Overwhelmingly there was support back then, as there is now, for severe restrictions on gun ownership and use, but normally Labor voting shooters, fearing the loss of their guns, could not get to the polling booths quickly enough to change sides.
Now I know that John Howard federally did not suffer in the same fashion after making gun ownership changes in the aftermath of the Port Arthur massacre but he did not have the problem of a cynical opposition pandering to the shooters vote. This time around in Queensland it looks like we might see a return to a political party seeking to gain an advantage from a militant minority.
On page one of The Australian on Thursday morning:
While the story was written in what could be called a tut-tutting way suggesting there was something wrong about connections between Bob Katter’s Australian Party and animal slaughterers, Mr Katter himself is unlikely to be upset.
He is not in the business of becoming the largest party in the state parliament and appealing to a coalition of minority interests with strongly held views will do him very nicely thank you.
I wouldn’t go branding all gun owners as “animal slaughterers”. Unless you’ve been involved been to a gun club or actually hunted you have very little insight. When I was a gun owner I would hunt with my friends for feral goat, pig, fox, feral cat, rabbit and the odd kangaroo. We were doing the farmer a favour by ridding him of goats, foxes, rabbits, cats and pigs. The roo’s were asked for by the farmer as meat for his working dogs. There were times he called us.
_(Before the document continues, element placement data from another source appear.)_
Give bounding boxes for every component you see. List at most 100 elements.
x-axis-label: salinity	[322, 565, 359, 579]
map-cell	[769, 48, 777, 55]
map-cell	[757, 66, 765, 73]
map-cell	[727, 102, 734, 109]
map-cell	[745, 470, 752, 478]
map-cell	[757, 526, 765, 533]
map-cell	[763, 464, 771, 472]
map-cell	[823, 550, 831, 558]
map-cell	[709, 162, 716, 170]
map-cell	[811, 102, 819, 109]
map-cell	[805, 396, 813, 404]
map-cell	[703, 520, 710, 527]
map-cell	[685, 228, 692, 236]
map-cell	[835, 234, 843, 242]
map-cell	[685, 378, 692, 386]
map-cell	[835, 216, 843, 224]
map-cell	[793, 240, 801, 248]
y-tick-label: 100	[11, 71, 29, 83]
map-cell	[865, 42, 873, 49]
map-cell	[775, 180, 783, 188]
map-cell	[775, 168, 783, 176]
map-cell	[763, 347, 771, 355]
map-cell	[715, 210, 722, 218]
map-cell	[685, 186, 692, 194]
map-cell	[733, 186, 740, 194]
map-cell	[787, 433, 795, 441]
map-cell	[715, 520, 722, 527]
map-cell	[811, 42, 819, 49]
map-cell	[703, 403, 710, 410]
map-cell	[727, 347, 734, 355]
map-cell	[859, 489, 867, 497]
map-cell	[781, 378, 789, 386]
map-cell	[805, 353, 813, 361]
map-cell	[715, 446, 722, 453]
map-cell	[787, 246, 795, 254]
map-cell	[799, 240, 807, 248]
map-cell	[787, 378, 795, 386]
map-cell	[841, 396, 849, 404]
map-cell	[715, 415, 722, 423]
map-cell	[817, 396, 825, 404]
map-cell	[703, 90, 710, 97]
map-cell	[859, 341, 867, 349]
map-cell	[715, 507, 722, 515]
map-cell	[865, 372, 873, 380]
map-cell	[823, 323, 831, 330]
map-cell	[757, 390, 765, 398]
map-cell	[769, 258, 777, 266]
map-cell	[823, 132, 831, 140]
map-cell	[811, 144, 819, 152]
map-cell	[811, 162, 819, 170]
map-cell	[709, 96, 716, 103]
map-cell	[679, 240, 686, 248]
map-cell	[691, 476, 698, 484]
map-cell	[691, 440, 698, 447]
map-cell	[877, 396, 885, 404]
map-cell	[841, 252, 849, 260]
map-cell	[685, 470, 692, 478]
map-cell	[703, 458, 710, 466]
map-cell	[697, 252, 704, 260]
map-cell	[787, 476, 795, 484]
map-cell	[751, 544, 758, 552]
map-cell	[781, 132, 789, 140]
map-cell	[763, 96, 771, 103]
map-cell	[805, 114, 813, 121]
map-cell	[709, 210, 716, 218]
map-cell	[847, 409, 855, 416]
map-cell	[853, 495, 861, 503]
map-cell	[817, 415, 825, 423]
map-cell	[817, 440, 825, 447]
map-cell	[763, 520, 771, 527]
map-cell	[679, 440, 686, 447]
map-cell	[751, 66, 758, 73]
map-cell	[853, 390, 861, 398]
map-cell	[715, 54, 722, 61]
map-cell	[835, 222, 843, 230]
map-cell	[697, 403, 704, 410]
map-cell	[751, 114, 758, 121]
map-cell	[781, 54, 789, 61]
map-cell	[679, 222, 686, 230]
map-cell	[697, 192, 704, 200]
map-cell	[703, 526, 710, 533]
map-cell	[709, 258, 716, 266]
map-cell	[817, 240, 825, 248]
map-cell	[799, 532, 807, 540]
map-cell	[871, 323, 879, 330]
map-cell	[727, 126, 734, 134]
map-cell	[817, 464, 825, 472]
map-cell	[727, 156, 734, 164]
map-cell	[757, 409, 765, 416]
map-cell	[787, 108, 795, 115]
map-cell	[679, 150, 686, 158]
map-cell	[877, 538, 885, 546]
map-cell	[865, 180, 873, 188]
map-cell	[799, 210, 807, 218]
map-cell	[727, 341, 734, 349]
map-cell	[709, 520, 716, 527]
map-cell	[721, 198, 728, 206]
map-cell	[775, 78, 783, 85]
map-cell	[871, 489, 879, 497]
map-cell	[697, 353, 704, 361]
The photo above is probably what is known as a “canned safari”. Game stations in Africa specifically breed animals for the “hunt” at a price, Gazelle $750 and Zebra $1000. It practically guarantees a trophy and discourages poaching of wild stock in the game parks. I’d rather it done this way than illegal trophy hunting of endagered species in conservation parks.
I think you will find the majority of Australian gun owners are responsible. I believe the zealot you see in America with his ak47 are few here.